Interpretive Summary: Fruit flies are an important insect pest with serious economic and crop impact. The melon fly is a type of fruit fly that causes damage to a wide range of agriculture plants, but prefers Cucurbitaceae (gourde family including melons). In eastern Africa, the melon fly has recently also become a major pest of tomato. Insect pests are often attracted to odors emitted by the plants they feed on or deposit eggs onto. To determine if the odors of cucumber and tomato were attractive to the melon fly, researchers from ICIPE, Nairobi, Kenya, in collaboration with researchers from the USDA-ARS Chemistry Research Unit in Gainesville, FL collected the odors of these two different host plants and subjected them to various tests using the melon fly. The researchers determined that 13 chemical odors were common to both cucumber and tomato. Of these 13 odors, seven odors, when mixed together, were able to attract both male and female melon flies in laboratory-based tests. The use of plant-based odors to attract insect pests can be an environmentally safe alternative for control of insect pests. Additionally, the ability to attract fruit flies that are not yet in the continental U.S. can help researchers and growers monitor U.S. crops for non-native insect pests.

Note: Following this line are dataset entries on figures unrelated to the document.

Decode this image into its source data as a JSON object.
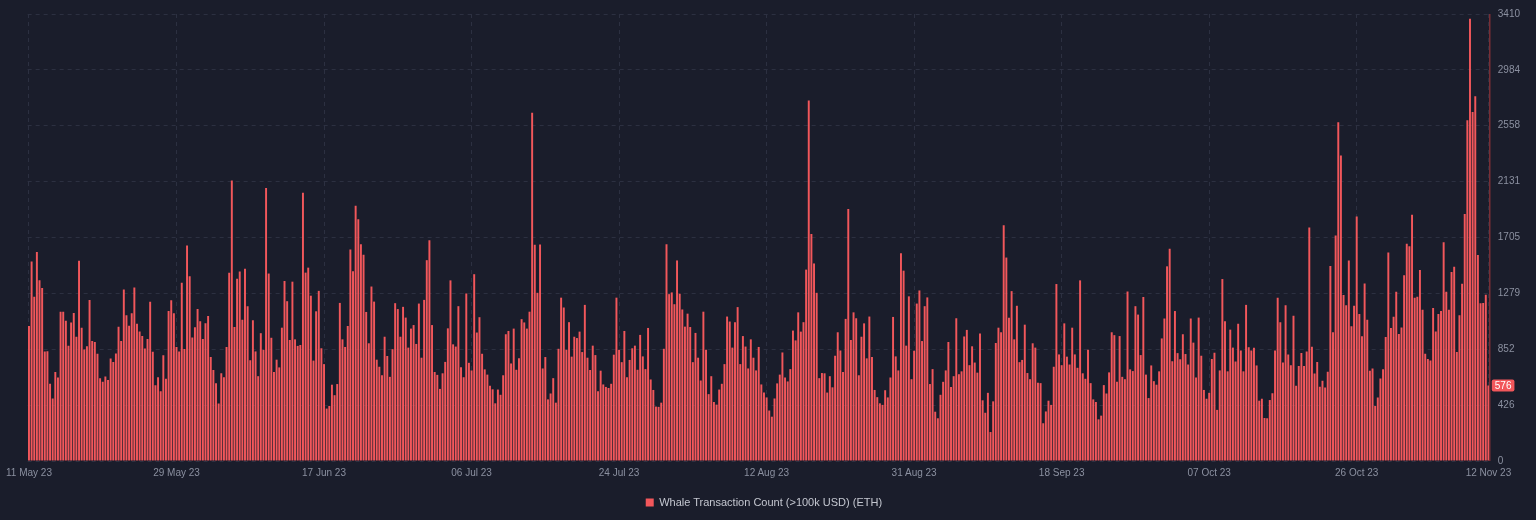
{
  "chart_data": {
    "type": "bar",
    "categories": [
      "11 May 23",
      null,
      null,
      null,
      null,
      null,
      null,
      null,
      null,
      null,
      null,
      null,
      null,
      null,
      null,
      null,
      null,
      null,
      null,
      null,
      null,
      null,
      null,
      null,
      null,
      null,
      null,
      null,
      null,
      null,
      null,
      null,
      null,
      null,
      null,
      null,
      null,
      null,
      null,
      null,
      null,
      null,
      null,
      null,
      null,
      null,
      null,
      null,
      null,
      null,
      null,
      null,
      null,
      null,
      null,
      null,
      "29 May 23",
      null,
      null,
      null,
      null,
      null,
      null,
      null,
      null,
      null,
      null,
      null,
      null,
      null,
      null,
      null,
      null,
      null,
      null,
      null,
      null,
      null,
      null,
      null,
      null,
      null,
      null,
      null,
      null,
      null,
      null,
      null,
      null,
      null,
      null,
      null,
      null,
      null,
      null,
      null,
      null,
      null,
      null,
      null,
      null,
      null,
      null,
      null,
      null,
      null,
      null,
      null,
      null,
      null,
      null,
      null,
      "17 Jun 23",
      null,
      null,
      null,
      null,
      null,
      null,
      null,
      null,
      null,
      null,
      null,
      null,
      null,
      null,
      null,
      null,
      null,
      null,
      null,
      null,
      null,
      null,
      null,
      null,
      null,
      null,
      null,
      null,
      null,
      null,
      null,
      null,
      null,
      null,
      null,
      null,
      null,
      null,
      null,
      null,
      null,
      null,
      null,
      null,
      null,
      null,
      null,
      null,
      null,
      null,
      null,
      null,
      null,
      null,
      null,
      "06 Jul 23",
      null,
      null,
      null,
      null,
      null,
      null,
      null,
      null,
      null,
      null,
      null,
      null,
      null,
      null,
      null,
      null,
      null,
      null,
      null,
      null,
      null,
      null,
      null,
      null,
      null,
      null,
      null,
      null,
      null,
      null,
      null,
      null,
      null,
      null,
      null,
      null,
      null,
      null,
      null,
      null,
      null,
      null,
      null,
      null,
      null,
      null,
      null,
      null,
      null,
      null,
      null,
      null,
      null,
      null,
      null,
      "24 Jul 23",
      null,
      null,
      null,
      null,
      null,
      null,
      null,
      null,
      null,
      null,
      null,
      null,
      null,
      null,
      null,
      null,
      null,
      null,
      null,
      null,
      null,
      null,
      null,
      null,
      null,
      null,
      null,
      null,
      null,
      null,
      null,
      null,
      null,
      null,
      null,
      null,
      null,
      null,
      null,
      null,
      null,
      null,
      null,
      null,
      null,
      null,
      null,
      null,
      null,
      null,
      null,
      null,
      null,
      null,
      null,
      "12 Aug 23",
      null,
      null,
      null,
      null,
      null,
      null,
      null,
      null,
      null,
      null,
      null,
      null,
      null,
      null,
      null,
      null,
      null,
      null,
      null,
      null,
      null,
      null,
      null,
      null,
      null,
      null,
      null,
      null,
      null,
      null,
      null,
      null,
      null,
      null,
      null,
      null,
      null,
      null,
      null,
      null,
      null,
      null,
      null,
      null,
      null,
      null,
      null,
      null,
      null,
      null,
      null,
      null,
      null,
      null,
      null,
      "31 Aug 23",
      null,
      null,
      null,
      null,
      null,
      null,
      null,
      null,
      null,
      null,
      null,
      null,
      null,
      null,
      null,
      null,
      null,
      null,
      null,
      null,
      null,
      null,
      null,
      null,
      null,
      null,
      null,
      null,
      null,
      null,
      null,
      null,
      null,
      null,
      null,
      null,
      null,
      null,
      null,
      null,
      null,
      null,
      null,
      null,
      null,
      null,
      null,
      null,
      null,
      null,
      null,
      null,
      null,
      null,
      null,
      "18 Sep 23",
      null,
      null,
      null,
      null,
      null,
      null,
      null,
      null,
      null,
      null,
      null,
      null,
      null,
      null,
      null,
      null,
      null,
      null,
      null,
      null,
      null,
      null,
      null,
      null,
      null,
      null,
      null,
      null,
      null,
      null,
      null,
      null,
      null,
      null,
      null,
      null,
      null,
      null,
      null,
      null,
      null,
      null,
      null,
      null,
      null,
      null,
      null,
      null,
      null,
      null,
      null,
      null,
      null,
      null,
      null,
      "07 Oct 23",
      null,
      null,
      null,
      null,
      null,
      null,
      null,
      null,
      null,
      null,
      null,
      null,
      null,
      null,
      null,
      null,
      null,
      null,
      null,
      null,
      null,
      null,
      null,
      null,
      null,
      null,
      null,
      null,
      null,
      null,
      null,
      null,
      null,
      null,
      null,
      null,
      null,
      null,
      null,
      null,
      null,
      null,
      null,
      null,
      null,
      null,
      null,
      null,
      null,
      null,
      null,
      null,
      null,
      null,
      null,
      "26 Oct 23",
      null,
      null,
      null,
      null,
      null,
      null,
      null,
      null,
      null,
      null,
      null,
      null,
      null,
      null,
      null,
      null,
      null,
      null,
      null,
      null,
      null,
      null,
      null,
      null,
      null,
      null,
      null,
      null,
      null,
      null,
      null,
      null,
      null,
      null,
      null,
      null,
      null,
      null,
      null,
      null,
      null,
      null,
      null,
      null,
      null,
      null,
      null,
      null,
      null,
      "12 Nov 23"
    ],
    "series": [
      {
        "name": "Whale Transaction Count (>100k USD) (ETH)",
        "color": "#f2575b",
        "values": [
          1030,
          1522,
          1253,
          1594,
          1378,
          1320,
          836,
          838,
          589,
          477,
          679,
          637,
          1139,
          1139,
          1069,
          880,
          1057,
          1129,
          948,
          1527,
          1017,
          850,
          875,
          1229,
          915,
          908,
          818,
          632,
          604,
          644,
          617,
          781,
          756,
          821,
          1025,
          915,
          1308,
          1112,
          1032,
          1127,
          1323,
          1047,
          987,
          953,
          858,
          930,
          1214,
          833,
          577,
          639,
          532,
          806,
          627,
          1144,
          1226,
          1127,
          870,
          836,
          1360,
          855,
          1644,
          1410,
          943,
          1020,
          1159,
          1067,
          930,
          1050,
          1107,
          793,
          694,
          594,
          438,
          669,
          639,
          870,
          1437,
          2140,
          1022,
          1390,
          1445,
          1077,
          1467,
          1181,
          768,
          1074,
          836,
          647,
          975,
          848,
          2082,
          1430,
          940,
          679,
          773,
          714,
          1017,
          1373,
          1219,
          923,
          1368,
          928,
          878,
          885,
          2047,
          1437,
          1475,
          1261,
          766,
          1142,
          1298,
          860,
          739,
          400,
          420,
          582,
          502,
          587,
          1206,
          928,
          870,
          1030,
          1614,
          1447,
          1947,
          1845,
          1654,
          1574,
          1137,
          898,
          1331,
          1216,
          773,
          719,
          654,
          948,
          801,
          642,
          853,
          1204,
          1159,
          948,
          1176,
          1094,
          865,
          1010,
          1037,
          893,
          1201,
          788,
          1229,
          1532,
          1684,
          1037,
          679,
          657,
          550,
          669,
          756,
          1012,
          1378,
          890,
          873,
          1181,
          716,
          639,
          1278,
          749,
          691,
          1425,
          980,
          1097,
          818,
          699,
          659,
          575,
          547,
          440,
          545,
          505,
          654,
          967,
          992,
          744,
          1010,
          696,
          783,
          1082,
          1057,
          1010,
          1139,
          2656,
          1649,
          1283,
          1651,
          706,
          793,
          470,
          515,
          632,
          445,
          856,
          1246,
          1171,
          848,
          1059,
          796,
          948,
          938,
          987,
          831,
          1191,
          788,
          694,
          880,
          808,
          532,
          689,
          584,
          565,
          557,
          589,
          811,
          1246,
          848,
          754,
          992,
          639,
          771,
          860,
          880,
          696,
          962,
          798,
          701,
          1015,
          622,
          542,
          415,
          413,
          445,
          856,
          1654,
          1273,
          1286,
          1196,
          1530,
          1276,
          1156,
          1025,
          1124,
          1022,
          754,
          977,
          788,
          614,
          1139,
          848,
          510,
          647,
          450,
          430,
          545,
          589,
          739,
          1102,
          1064,
          865,
          1059,
          1174,
          739,
          953,
          873,
          706,
          928,
          788,
          691,
          870,
          584,
          522,
          485,
          385,
          338,
          477,
          592,
          659,
          828,
          637,
          607,
          701,
          995,
          920,
          1134,
          987,
          1059,
          1460,
          2751,
          1731,
          1507,
          1283,
          632,
          671,
          669,
          522,
          647,
          562,
          803,
          982,
          843,
          679,
          1084,
          1922,
          923,
          1134,
          1089,
          654,
          948,
          1050,
          783,
          1102,
          793,
          542,
          487,
          440,
          428,
          540,
          485,
          637,
          1099,
          798,
          691,
          1584,
          1452,
          880,
          1256,
          624,
          841,
          1201,
          1301,
          915,
          1181,
          1248,
          587,
          701,
          376,
          326,
          505,
          604,
          691,
          908,
          565,
          647,
          1089,
          662,
          684,
          950,
          1000,
          731,
          875,
          751,
          674,
          972,
          463,
          368,
          520,
          221,
          455,
          900,
          1017,
          982,
          1798,
          1552,
          1092,
          1296,
          928,
          1184,
          754,
          771,
          1040,
          671,
          624,
          898,
          865,
          597,
          594,
          288,
          378,
          460,
          428,
          719,
          1350,
          813,
          731,
          1050,
          796,
          736,
          1017,
          813,
          711,
          1378,
          669,
          627,
          848,
          594,
          470,
          450,
          318,
          346,
          579,
          515,
          676,
          982,
          960,
          604,
          953,
          642,
          624,
          1293,
          699,
          686,
          1181,
          1117,
          808,
          1251,
          659,
          480,
          729,
          609,
          582,
          684,
          935,
          1087,
          1485,
          1619,
          761,
          1144,
          823,
          776,
          967,
          816,
          736,
          1087,
          903,
          637,
          1094,
          803,
          542,
          475,
          520,
          778,
          826,
          390,
          691,
          1388,
          1067,
          684,
          1002,
          865,
          759,
          1047,
          843,
          684,
          1191,
          868,
          843,
          863,
          729,
          460,
          475,
          328,
          326,
          465,
          517,
          843,
          1246,
          1059,
          751,
          1189,
          813,
          731,
          1109,
          575,
          725,
          824,
          725,
          836,
          1782,
          871,
          668,
          755,
          566,
          613,
          561,
          680,
          1487,
          983,
          1720,
          2584,
          2331,
          1266,
          1189,
          1529,
          1028,
          1184,
          1866,
          1122,
          951,
          1355,
          1077,
          688,
          705,
          419,
          484,
          630,
          700,
          946,
          1591,
          1015,
          1100,
          1291,
          968,
          1018,
          1417,
          1658,
          1638,
          1879,
          1246,
          1253,
          1457,
          1154,
          819,
          779,
          767,
          1167,
          988,
          1122,
          1144,
          1668,
          1291,
          1154,
          1442,
          1482,
          831,
          1112,
          1353,
          1884,
          2599,
          3373,
          2663,
          2782,
          1571,
          1204,
          1206,
          1268,
          576
        ]
      }
    ],
    "ylim": [
      0,
      3410
    ],
    "yticks": [
      0,
      426,
      852,
      1279,
      1705,
      2131,
      2558,
      2984,
      3410
    ],
    "grid": true,
    "legend": "bottom",
    "annotations": [
      {
        "text": "576",
        "y": 576
      }
    ]
  }
}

Technical Abstract: The main hosts of the melon fly Zeugodacus curcubitae are cultivated and wild cucurbitaceous plants. In eastern Africa, the melon fly is a major pest of the Solanaceae plant Solanum lycopersicum (tomato). We hypothesized that shared species-specific volatiles may play a role in host attraction. We tested this hypothesis by comparing the olfactory responses of the melon fly to Cucumis sativus (cucumber) (Cucurbitaceae) and tomato plant odors in behavioral and electrophysiological assays, followed by chemical analysis to identify the key compounds mediating the interactions. Our results identified 13 shared components between cucumber and tomato plant odors. A synthetic blend of seven of the shared components dominated by monoterpenes at concentrations mimicking the volatile bouquet of cucumber and tomato, attracted both sexes of the melon fly. Our results suggest that presence and quantity of specific compounds in host odors are the main predictors for host recognition in Z. curcubitae.